Absente de la nomenclature de 2023, l’intelligence artificielle (IA) est désormais une composante essentielle de la structure de la CGEM, avec une commission dédiée à l’« IA et Transformation économique », présidée par Mohammed Benouda (Aba Technology). L’écosystème des start-ups n’est pas en reste, avec la commission « Accélération des Start-ups », portée par Hamza Rkha Chaham (Sowit), et le « Morocco Innovation Lab (MIL) », confié à Meriem Zairi. Le MIL, en particulier, est emblématique de cette nouvelle vision.

Mehdi Tazi l’avait présenté lors de l’annonce de son programme : « Le MIL est un centre d’innovations, un outil qui a été travaillé sur les dix dernières années et qu’on doit mettre en œuvre dans ce mandat, c’est celui qu’on a précédemment appelé l’initiative El Kindi. C’est une vitrine pour l’ensemble des entreprises et l’ensemble des fédérations de la CGEM, sur un modèle qui existe dans d’autres pays dans le monde, et notamment en Turquie, où il y a un modèle d’innovation similaire qui peut permettre aux entreprises de monter en gamme et de faire monter en gamme leurs employés. »

L’Afrique : Un Continent à Conquérir

Le changement le plus significatif, et peut-être le plus audacieux, se situe au niveau de la stratégie internationale. L’ancien mandat distinguait une commission internationale et une commission Afrique. Aujourd’hui, cette approche est entièrement repensée. L’international est désormais éclaté en cinq commissions régionales (Europe et Méditerranée, Amériques, Moyen-Orient, Asie et Océanie, et Afrique). Fait notable, la commission Afrique est directement confiée au vice-président général, Mohamed Bachiri, un geste loin d’être anodin.

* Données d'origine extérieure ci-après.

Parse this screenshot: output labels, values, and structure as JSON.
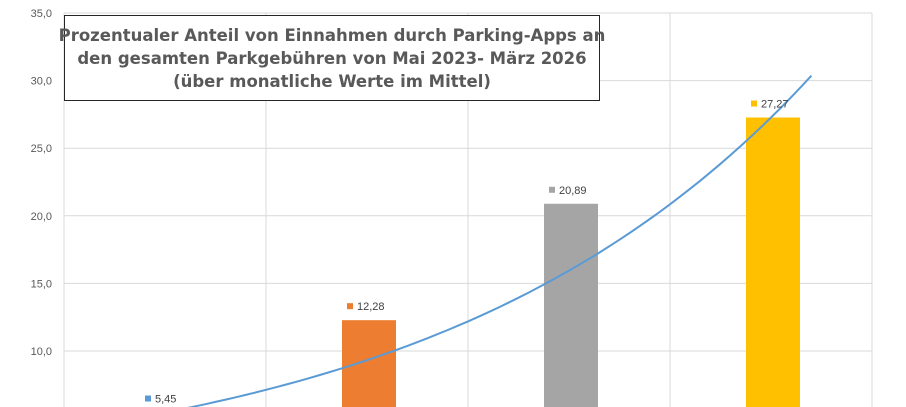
{
  "chart_data": {
    "type": "bar",
    "title_lines": [
      "Prozentualer Anteil von Einnahmen durch Parking-Apps an",
      "den gesamten Parkgebühren von Mai 2023- März 2026",
      "(über monatliche Werte im Mittel)"
    ],
    "xlabel": "",
    "ylabel": "",
    "ylim": [
      0,
      35
    ],
    "y_ticks": [
      "35,0",
      "30,0",
      "25,0",
      "20,0",
      "15,0",
      "10,0"
    ],
    "grid": true,
    "series": [
      {
        "label": "5,45",
        "value": 5.45,
        "color": "#5b9bd5"
      },
      {
        "label": "12,28",
        "value": 12.28,
        "color": "#ed7d31"
      },
      {
        "label": "20,89",
        "value": 20.89,
        "color": "#a5a5a5"
      },
      {
        "label": "27,27",
        "value": 27.27,
        "color": "#ffc000"
      }
    ],
    "trendline": {
      "type": "exponential",
      "color": "#5b9bd5"
    }
  }
}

« Tazi et Bachiri ont décidé de garder la commission Afrique au niveau de la présidence au vu de l’importance du continent, et parce qu’il y a énormément de choses à faire au niveau de l’intégration industrielle du continent », souligne l’économiste Mehdi Fakkir. Le choix de Bachiri, figure de proue de l’industrie automobile, est éminemment stratégique. L’économiste marocain insiste : « Il est dans l’automobile et c’est le secteur où il y a le plus d’opportunités en termes d’intégration continentale selon une étude faite par la CGEM et la BAD. Et puis il y a la mobilité durable, les minéraux critiques, les batteries… des sujets que maîtrise le VPG et cela fait donc sens qu’il porte ce sujet. »

L’Afrique n’est plus une simple vitrine pour la CGEM ; elle est désormais perçue comme un véritable terrain de conquête industrielle, un axe majeur de développement et d’intégration économique pour le Maroc et ses entreprises. La refonte de la gouvernance de la CGEM par Mehdi Tazi n’est pas qu’un simple remaniement ; c’est une déclaration d’intention, un « RESET » audacieux pour propulser l’entreprise marocaine vers de nouveaux horizons, armée de compétences renouvelées et d’une vision stratégique affûtée.